4. Objective-centric risk assessment is aligned with reward and motivation systems. People are not usually paid to ‘manage risks’, but are often paid to achieve objectives. The people with the most to gain by achieving objectives are paid to learn how to formally assess, monitor, report on and manage the certainty/risk that those objectives will be achieved. Experiential/intuitive risk management used everyday by people all over the world is elevated to a more structured and rigorous process.
5. Strong first line risk governance provides significantly better information to senior management and the board to help them discharge escalating risk oversight expectations. This aligns with five years of survey results from the annual ‘risk oversight’ surveys conducted by North Carolina State University, sponsored by the American Institute of Certified Public Accountants. Those surveys indicate that boards around the globe have been asking for significantly more visible senior executive engagement in risk management and risk oversight. Results of that survey are shown in the chart below for 2015 to 2019.
A key issue central to the business case for objective-centric/strong first line risk management is captured in a simple question: how can management effectively manage risks to objectives they are responsible for if they aren’t expected to know how to formally/transparently assess the acceptability of the current risks/certainty linked to those objectives?
What the future holds — the jury is still out
The majority of organisations in the world today use weak first line/risk-centric risk management processes.
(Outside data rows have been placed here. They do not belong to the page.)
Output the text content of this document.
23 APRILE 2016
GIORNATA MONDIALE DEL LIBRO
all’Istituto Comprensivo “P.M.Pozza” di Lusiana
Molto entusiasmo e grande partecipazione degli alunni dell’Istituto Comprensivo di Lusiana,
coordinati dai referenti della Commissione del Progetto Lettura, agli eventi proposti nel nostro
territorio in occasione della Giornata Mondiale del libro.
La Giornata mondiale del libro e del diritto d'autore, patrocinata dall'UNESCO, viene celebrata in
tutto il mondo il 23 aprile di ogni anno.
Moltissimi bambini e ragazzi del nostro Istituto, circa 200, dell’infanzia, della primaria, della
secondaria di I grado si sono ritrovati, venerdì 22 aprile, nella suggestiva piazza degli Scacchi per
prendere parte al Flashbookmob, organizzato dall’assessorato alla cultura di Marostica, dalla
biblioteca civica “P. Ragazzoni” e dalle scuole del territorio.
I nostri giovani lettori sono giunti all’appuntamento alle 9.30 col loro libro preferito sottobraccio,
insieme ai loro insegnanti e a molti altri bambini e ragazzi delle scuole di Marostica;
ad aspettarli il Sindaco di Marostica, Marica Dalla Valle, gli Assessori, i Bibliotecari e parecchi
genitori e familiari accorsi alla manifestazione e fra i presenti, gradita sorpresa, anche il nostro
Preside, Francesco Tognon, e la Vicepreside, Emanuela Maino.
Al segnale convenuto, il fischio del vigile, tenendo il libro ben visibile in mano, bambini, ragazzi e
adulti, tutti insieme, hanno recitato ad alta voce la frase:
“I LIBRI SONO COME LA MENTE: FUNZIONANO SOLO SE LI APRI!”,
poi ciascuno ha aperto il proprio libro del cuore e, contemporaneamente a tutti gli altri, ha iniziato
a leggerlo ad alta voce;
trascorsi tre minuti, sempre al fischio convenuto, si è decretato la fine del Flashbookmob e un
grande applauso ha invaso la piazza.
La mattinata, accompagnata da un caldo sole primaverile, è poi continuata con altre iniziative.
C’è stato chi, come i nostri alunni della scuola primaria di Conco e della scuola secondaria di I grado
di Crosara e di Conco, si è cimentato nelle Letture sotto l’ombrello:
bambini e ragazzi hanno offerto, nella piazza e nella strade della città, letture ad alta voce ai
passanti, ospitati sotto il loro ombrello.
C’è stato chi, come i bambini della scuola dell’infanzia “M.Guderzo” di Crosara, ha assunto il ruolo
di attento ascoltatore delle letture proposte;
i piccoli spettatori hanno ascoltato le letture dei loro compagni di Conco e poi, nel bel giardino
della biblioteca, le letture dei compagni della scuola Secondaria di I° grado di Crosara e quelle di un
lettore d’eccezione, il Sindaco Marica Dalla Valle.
The new IIA 2020 three lines model is a huge step forward that hints at, but doesn’t clearly state, there is an urgent need for companies to transition from a focus on ‘risks’ to a focus on managing certainty that top value creation and preservation objectives are achieved. Organisations don’t need more clarification/endorsement from the IIA to endorse objective -centric/strong first line risk management. The framework meets core regulatory requirements to demonstrate the existence and functioning of an ‘effective risk appetite framework’. The business case for focussing all lines on risk/certainty of achieving objectives is strong. The only really big question is ‘are companies willing to embrace and move to a significantly better approach to risk governance?’
Footnotes:
- See Observations on Risk Management Practices during the Recent Market Turbulence, Senior Supervisors Group, March 6, 2008 (last accessed on September 5, 2013 at www.newyorkfed.org/newsevents/ news/banking/2008/SSG_Risk_Mgt_doc_final.pdf), and Risk Management Lessons from the Global Banking Crisis of 2008, Senior Supervisors Group, October 21, 2009 (last accessed on September 5, 2013 at www.sec.gov/news/press/2009/report102109.pdf).
2. International Standard, ISO 31000 Risk Management Guidelines 2018.
3. Three Lines of Defense vs Five Lines of Assurance: Elevating the Role of the CEO and Board, Wiley Governance Handbook, Chapter 19, Tim Leech and Lauren Hanlon, 2016.